WilshireStreetView.jpg

Wilshire Boulevard in Santa Monica serves as a border between standard parking requirements (left) and flexible parking requirements (right). Photo via Google Maps. Click image to go to Google Maps.

Editor’s Note: Streetsblog Los Angeles founding board member Carter Rubin recently finished his Master of Urban and Regional Planning degree at UCLA. In the following article, he recaps the findings from his capstone “client project” for the Urban Design Studio at the L.A. Department of City Planning. His research adviser was the inimitable parking guru, UCLA Urban Planning Professor Donald Shoup. You can read the report in its entirety here.

It’s hard to imagine today, but Santa Monica’s commercial areas – now home to Silicon Beach, tourism and bustling retail – were sleepy, underperforming and shabby just a few decades ago. In an effort to revive its commercial heart in particular, the city approved millions in funding for municipal parking structures in the heart of downtown. These garages still stand today on streets parallel to the Third Street Promenade.
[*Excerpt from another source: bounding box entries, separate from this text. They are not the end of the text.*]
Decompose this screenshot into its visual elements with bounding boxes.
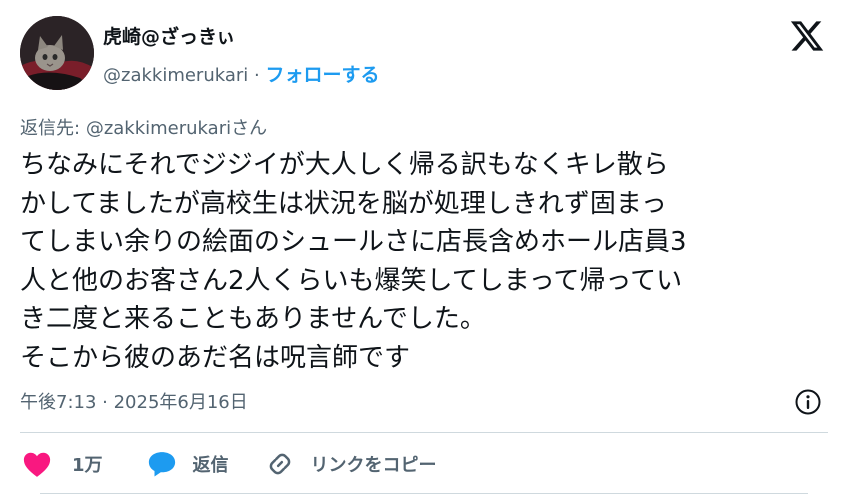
action-bar: 1万 返信 リンクをコピー	[22, 446, 437, 482]
tweet-line: 人と他のお客さん2人くらいも爆笑してしまって帰ってい	[20, 265, 683, 296]
handle-separator: ·	[254, 65, 260, 86]
tweet-line: そこから彼のあだ名は呪言師です	[20, 342, 411, 373]
bottom-divider	[40, 493, 808, 494]
copy-link-button[interactable]: リンクをコピー	[265, 449, 437, 479]
tweet-timestamp[interactable]: 午後7:13 · 2025年6月16日	[20, 388, 248, 414]
tweet-text: ちなみにそれでジジイが大人しく帰る訳もなくキレ散ら かしてましたが高校生は状況を…	[20, 146, 835, 378]
divider	[20, 432, 828, 433]
x-logo-icon[interactable]	[788, 18, 826, 54]
reply-button[interactable]: 返信	[147, 450, 229, 478]
tweet-line: ちなみにそれでジジイが大人しく帰る訳もなくキレ散ら	[20, 150, 669, 180]
tweet-line: かしてましたが高校生は状況を脳が処理しきれず固まっ	[20, 188, 667, 219]
heart-icon	[23, 452, 51, 477]
author-handle-line: @zakkimerukari · フォローする	[103, 60, 380, 87]
copy-link-label: リンクをコピー	[310, 455, 437, 476]
like-count: 1万	[72, 455, 103, 476]
reply-label: 返信	[192, 455, 229, 476]
reply-bubble-icon	[148, 452, 175, 477]
reply-to-prefix: 返信先:	[20, 118, 81, 139]
tweet-line: てしまい余りの絵面のシュールさに店長含めホール店員3	[20, 227, 687, 258]
like-button[interactable]: 1万	[22, 450, 103, 478]
reply-to: 返信先: @zakkimerukariさん	[20, 114, 267, 140]
tweet-line: き二度と来ることもありませんでした。	[20, 304, 486, 335]
follow-button[interactable]: フォローする	[266, 64, 380, 86]
link-icon	[269, 453, 290, 475]
info-icon[interactable]	[794, 388, 822, 416]
reply-to-mention[interactable]: @zakkimerukari	[86, 118, 231, 139]
reply-to-suffix: さん	[231, 118, 268, 139]
author-handle[interactable]: @zakkimerukari	[103, 65, 248, 86]
author-display-name[interactable]: 虎崎@ざっきぃ	[103, 22, 235, 49]
avatar[interactable]	[20, 16, 94, 90]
City leaders hoped that this would create a convenient means for potential patrons to reach the Promenade, allowing them to park once and do all their subsequent shopping, dining and recreating on foot, thus keeping the streets clear of excessive car trips. More easy parking seemed like the obvious fix, but those garages alone weren’t enough to generate the commercial transformation Santa Monica sought.

What Santa Monica needed – and eventually got – was a different kind of parking change. The critical policy was to create a by-right process allowing developers to build, and businesses to operate, with less on-site parking. It was a dramatic break from what is typical of virtually every city in America: require every business to provide abundant on-site parking, free of charge to all its patrons, regardless of whether or not the business deems it necessary.

This new policy would ultimately allow small-scale developers and entrepreneurs to find and implement the most successful uses for those properties without having to worry about whether meeting the expensive minimum parking requirements was practical or cost-effective.

That was the change that would ultimately lead to a vibrant commercial district generating significantly more revenue for schools, libraries, transit and other municipal services.